Die Mörder wechselten noch einige grobe Worte über die zurückliegende Arbeit, dann schnappte sich einer die Bibel, die sich der Anführer der Mönche vor seinem Tod schützend über den Kopf gehalten hatte. Drei gingen gemeinsam in eine Richtung, einer schlug einen anderen Weg ein.
Die drei Männer hinter den Büschen unterhielten sich flüsternd, dann fassten sie trotz ihrer Angst einen Entschluss. Vorsichtig folgten sie dem einzelnen Waffenknecht, der in Richtung Main marschierte. Sein Gang war der breitbeinige Schritt eines Angetrunkenen.
In einer dunklen Baumgruppe, in deren Schutz ihre Gesichter nicht zu erkennen waren, holten sie ihn ein und umringten ihn überraschend. Der Mann, dessen trainierte Kampfinstinkte durchaus noch funktionierten, griff automatisch zum Schwert, das in einer Lederscheide an seiner linken Seite hing.

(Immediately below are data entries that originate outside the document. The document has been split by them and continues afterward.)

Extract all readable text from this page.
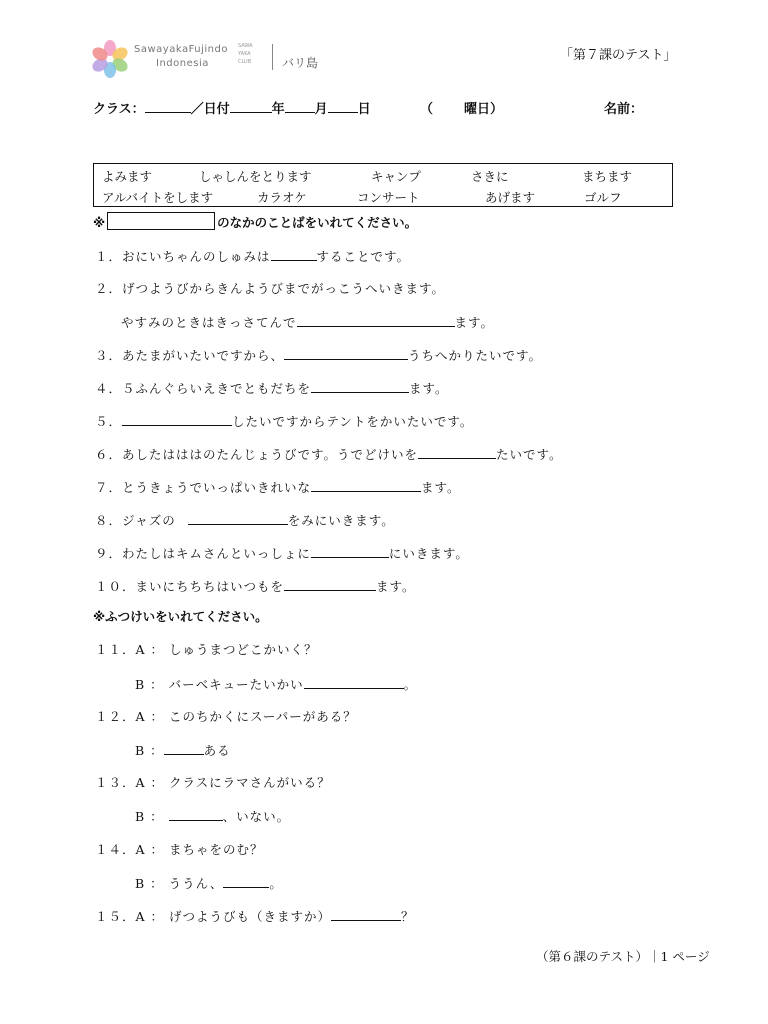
SawayakaFujindo
Indonesia
SAWA YAKA CLUB	バリ島	「第７課のテスト」
クラス：	／日付	年 月 日	（ 曜日）	名前：
よみます	しゃしんをとります	キャンプ	さきに	まちます
アルバイトをします	カラオケ	コンサート	あげます	ゴルフ
※	のなかのことばをいれてください。
１．おにいちゃんのしゅみは	することです。
２．げつようびからきんようびまでがっこうへいきます。
やすみのときはきっさてんで	ます。
３．あたまがいたいですから、	うちへかりたいです。
４．５ふんぐらいえきでともだちを	ます。
５．	したいですからテントをかいたいです。
６．あしたはははのたんじょうびです。うでどけいを	たいです。
７．とうきょうでいっぱいきれいな	ます。
８．ジャズの	をみにいきます。
９．わたしはキムさんといっしょに	にいきます。
１０．まいにちちちはいつもを	ます。
※ふつけいをいれてください。
１１．A ： しゅうまつどこかいく？
B ： バーベキューたいかい	。
１２．A ： このちかくにスーパーがある？
B ：	ある
１３．A ： クラスにラマさんがいる？
B ：	、いない。
１４．A ： まちゃをのむ？
B ： ううん、	。
１５．A ： げつようびも（きますか）	？
（第６課のテスト）｜1 ページ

Einer der Verfolger hielt entschlossen die Schwerthand fest, die beiden anderen bedrängten den Mörder so eng, dass er sich kaum bewegen konnte.
„Was wollt ihr?“, knurrte der Mann, wobei er eine Wolke stinkender Atemluft ausstieß.
„Gib uns dein Schwert!“, forderte der älteste der drei Bürger, „dann kannst du gehen.“
„Den Teufel werd ich tun“, grölte der Knecht wütend und begann, am Griff seiner Waffe zu zerren. „Ich schlage euch eure verdammten Schädel ein!“
„Beruhig dich“, forderte der Anführer der drei Verfolger laut, um den Tobenden zu übertönen, „hier hast du Geld. Nimm es und gib uns dein Schwert. Für die Summe kannst du dir beim Waffenschmied drei neue anfertigen lassen.“
Das Wort „Geld“ drang zum Verstand des Wütenden durch und er beruhigte sich etwas. Einen Augenblick stand er still und stierte in die Nacht, um seine Gegner zu erkennen. Da dies nicht möglich war, griff er langsam zum Gürtel und löste das Waffengehänge. Polternd fiel das Schwert zu Boden.
„Her mit dem Geld“, knurrte er und griff nach dem Lederbeutel, in dem es metallisch klirrte. Ohne sich noch einmal umzudrehen, trottete er weiter.
Einer der drei Männer hob das Schwert vorsichtig auf und barg es unter seinem Umhang. Schnell entfernten sich die drei und suchten ihre Behausungen auf. Noch in dieser Nacht versteckte der Älteste das Schwert an einem geheimen Ort. Das Blut Kilians klebte noch immer daran.